Scientific classification
- Kingdom: Plantae
- Clade: Tracheophytes
- Clade: Angiosperms
- Clade: Eudicots
- Clade: Asterids
- Order: Asterales
- Family: Goodeniaceae
- Genus: Goodenia
- Species: G. parvisepta
- Binomial name: Goodenia parvisepta (Carolin) K.A.Sheph.
- Synonyms: Velleia parvisepta Carolin

= Goodenia parvisepta =

- Genus: Goodenia
- Species: parvisepta
- Authority: (Carolin) K.A.Sheph.
- Synonyms: Velleia parvisepta Carolin

Species of plant

Goodenia parvisepta is a species of flowering plant in the family Goodeniaceae and is endemic to a small area of New South Wales. It is a glabrous perennial herb with erect flowering stems, lance-shaped leaves with toothed or lobed edges, and yellow flowers.

==Description==
Goodenia parvisepta is a glabrous, perennial herb with erect or ascending flowering stems up to 40 cm long. Its leaves are lance-shaped with the narrower end towards the base, 80–150 mm long and 8–20 mm wide with toothed or lobed edges. The flowers are borne on the flowering stem with bracteoles up to 10 mm long and free from each other. The lower sepal is elliptic, 7–8 mm long, and the petals are yellow, 8–12 mm long and hairy only on the outside, with wings about 1 mm wide, almost to the base of the lower sepal.

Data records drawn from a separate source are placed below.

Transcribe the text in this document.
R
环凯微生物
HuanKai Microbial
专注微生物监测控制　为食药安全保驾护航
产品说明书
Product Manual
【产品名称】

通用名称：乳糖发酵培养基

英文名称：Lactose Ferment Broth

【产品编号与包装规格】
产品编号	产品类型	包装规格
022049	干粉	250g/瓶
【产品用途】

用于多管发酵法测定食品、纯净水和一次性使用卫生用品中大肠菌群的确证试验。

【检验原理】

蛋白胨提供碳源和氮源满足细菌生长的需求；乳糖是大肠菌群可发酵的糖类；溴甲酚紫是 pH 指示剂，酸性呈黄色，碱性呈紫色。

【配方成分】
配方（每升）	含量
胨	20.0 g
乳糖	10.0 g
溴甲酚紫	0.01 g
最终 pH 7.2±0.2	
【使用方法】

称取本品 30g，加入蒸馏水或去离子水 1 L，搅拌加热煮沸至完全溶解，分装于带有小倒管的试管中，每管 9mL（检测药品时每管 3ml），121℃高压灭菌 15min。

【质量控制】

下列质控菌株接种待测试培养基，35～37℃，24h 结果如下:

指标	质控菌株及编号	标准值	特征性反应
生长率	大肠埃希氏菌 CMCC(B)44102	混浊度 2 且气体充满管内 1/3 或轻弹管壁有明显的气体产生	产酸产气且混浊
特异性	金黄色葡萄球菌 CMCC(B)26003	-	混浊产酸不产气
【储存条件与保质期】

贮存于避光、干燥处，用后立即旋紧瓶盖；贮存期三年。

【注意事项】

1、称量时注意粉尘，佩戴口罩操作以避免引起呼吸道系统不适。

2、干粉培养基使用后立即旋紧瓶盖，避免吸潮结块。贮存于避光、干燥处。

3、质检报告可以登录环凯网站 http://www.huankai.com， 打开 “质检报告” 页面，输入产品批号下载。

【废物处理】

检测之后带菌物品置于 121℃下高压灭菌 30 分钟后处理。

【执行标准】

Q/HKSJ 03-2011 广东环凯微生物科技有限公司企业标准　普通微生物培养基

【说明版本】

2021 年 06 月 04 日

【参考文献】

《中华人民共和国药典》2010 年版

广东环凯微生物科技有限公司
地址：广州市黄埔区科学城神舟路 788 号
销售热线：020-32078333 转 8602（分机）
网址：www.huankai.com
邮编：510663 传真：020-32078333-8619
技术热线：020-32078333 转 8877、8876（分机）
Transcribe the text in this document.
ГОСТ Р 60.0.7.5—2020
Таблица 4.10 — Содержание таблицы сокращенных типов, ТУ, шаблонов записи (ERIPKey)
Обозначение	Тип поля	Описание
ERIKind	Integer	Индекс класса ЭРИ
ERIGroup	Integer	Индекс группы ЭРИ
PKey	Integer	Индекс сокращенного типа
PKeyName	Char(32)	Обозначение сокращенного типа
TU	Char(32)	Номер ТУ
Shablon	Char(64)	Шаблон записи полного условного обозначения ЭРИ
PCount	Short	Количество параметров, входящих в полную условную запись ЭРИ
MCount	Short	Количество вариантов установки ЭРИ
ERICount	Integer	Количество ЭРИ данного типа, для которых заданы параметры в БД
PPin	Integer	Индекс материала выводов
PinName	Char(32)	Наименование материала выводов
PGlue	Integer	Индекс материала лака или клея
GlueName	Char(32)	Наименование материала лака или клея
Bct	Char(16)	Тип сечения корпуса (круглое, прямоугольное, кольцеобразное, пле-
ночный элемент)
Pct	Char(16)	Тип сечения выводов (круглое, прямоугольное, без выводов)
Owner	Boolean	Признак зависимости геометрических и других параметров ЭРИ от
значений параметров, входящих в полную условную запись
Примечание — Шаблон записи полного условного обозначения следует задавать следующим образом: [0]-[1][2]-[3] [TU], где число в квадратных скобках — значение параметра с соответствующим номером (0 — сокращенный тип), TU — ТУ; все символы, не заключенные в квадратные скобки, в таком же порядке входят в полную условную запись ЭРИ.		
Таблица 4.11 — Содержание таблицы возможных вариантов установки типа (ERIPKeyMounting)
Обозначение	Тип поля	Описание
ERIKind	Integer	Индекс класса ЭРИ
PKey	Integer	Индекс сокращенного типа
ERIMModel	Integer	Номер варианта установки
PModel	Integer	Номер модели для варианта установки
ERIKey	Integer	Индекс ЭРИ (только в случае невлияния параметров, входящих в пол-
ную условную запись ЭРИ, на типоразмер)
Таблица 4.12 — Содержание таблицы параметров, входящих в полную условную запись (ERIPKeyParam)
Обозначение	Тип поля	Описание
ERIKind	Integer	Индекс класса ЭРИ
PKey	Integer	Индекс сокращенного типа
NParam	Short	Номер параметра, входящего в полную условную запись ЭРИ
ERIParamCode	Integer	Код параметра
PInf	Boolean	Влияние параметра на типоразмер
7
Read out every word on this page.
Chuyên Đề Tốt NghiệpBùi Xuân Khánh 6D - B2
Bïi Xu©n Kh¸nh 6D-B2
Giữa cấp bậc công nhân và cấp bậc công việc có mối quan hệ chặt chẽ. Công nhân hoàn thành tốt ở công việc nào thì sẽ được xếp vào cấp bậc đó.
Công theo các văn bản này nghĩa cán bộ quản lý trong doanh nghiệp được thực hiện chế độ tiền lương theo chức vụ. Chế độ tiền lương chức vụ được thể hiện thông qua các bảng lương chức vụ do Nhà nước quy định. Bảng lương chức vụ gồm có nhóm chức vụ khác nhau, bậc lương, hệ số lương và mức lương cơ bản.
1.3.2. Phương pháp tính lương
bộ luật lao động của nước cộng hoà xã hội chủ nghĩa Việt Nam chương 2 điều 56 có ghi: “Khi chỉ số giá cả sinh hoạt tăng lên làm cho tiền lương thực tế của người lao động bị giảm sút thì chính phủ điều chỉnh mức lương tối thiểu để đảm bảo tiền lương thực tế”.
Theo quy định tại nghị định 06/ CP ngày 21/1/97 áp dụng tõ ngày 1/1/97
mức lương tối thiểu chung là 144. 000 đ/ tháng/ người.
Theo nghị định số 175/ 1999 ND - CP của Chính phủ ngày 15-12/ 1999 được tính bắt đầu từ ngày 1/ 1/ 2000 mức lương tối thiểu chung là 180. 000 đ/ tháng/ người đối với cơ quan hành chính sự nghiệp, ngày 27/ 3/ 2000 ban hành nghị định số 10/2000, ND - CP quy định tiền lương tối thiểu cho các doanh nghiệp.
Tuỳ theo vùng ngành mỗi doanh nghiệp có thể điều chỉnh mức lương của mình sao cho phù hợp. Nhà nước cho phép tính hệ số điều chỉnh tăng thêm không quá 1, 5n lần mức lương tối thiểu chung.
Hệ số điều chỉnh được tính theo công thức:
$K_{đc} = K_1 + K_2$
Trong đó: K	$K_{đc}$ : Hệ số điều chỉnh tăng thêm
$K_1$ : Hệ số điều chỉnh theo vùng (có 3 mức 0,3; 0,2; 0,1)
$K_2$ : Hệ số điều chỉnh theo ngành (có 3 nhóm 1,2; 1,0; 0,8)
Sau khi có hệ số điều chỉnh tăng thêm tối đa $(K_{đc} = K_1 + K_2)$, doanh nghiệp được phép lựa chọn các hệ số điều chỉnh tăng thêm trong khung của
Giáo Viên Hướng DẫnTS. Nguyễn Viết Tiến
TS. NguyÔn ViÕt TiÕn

Flowering mainly occurs from September to January and the fruit is a more or less spherical capsule containing seeds about 2 mm in diameter.

==Taxonomy==
This species was first formally described in 1967 by Roger Charles Carolin who gave it the name Velleia parvisepta in the Proceedings of the Linnean Society of New South Wales. In 2020, Kelly Anne Shepherd and others transferred it to the genus Goodenia as G. parvisepta in Australian Systematic Botany.

==Distribution and habitat==
Goodenia parvisepta grows in damp situations in the Goonoo State Forest in New South Wales.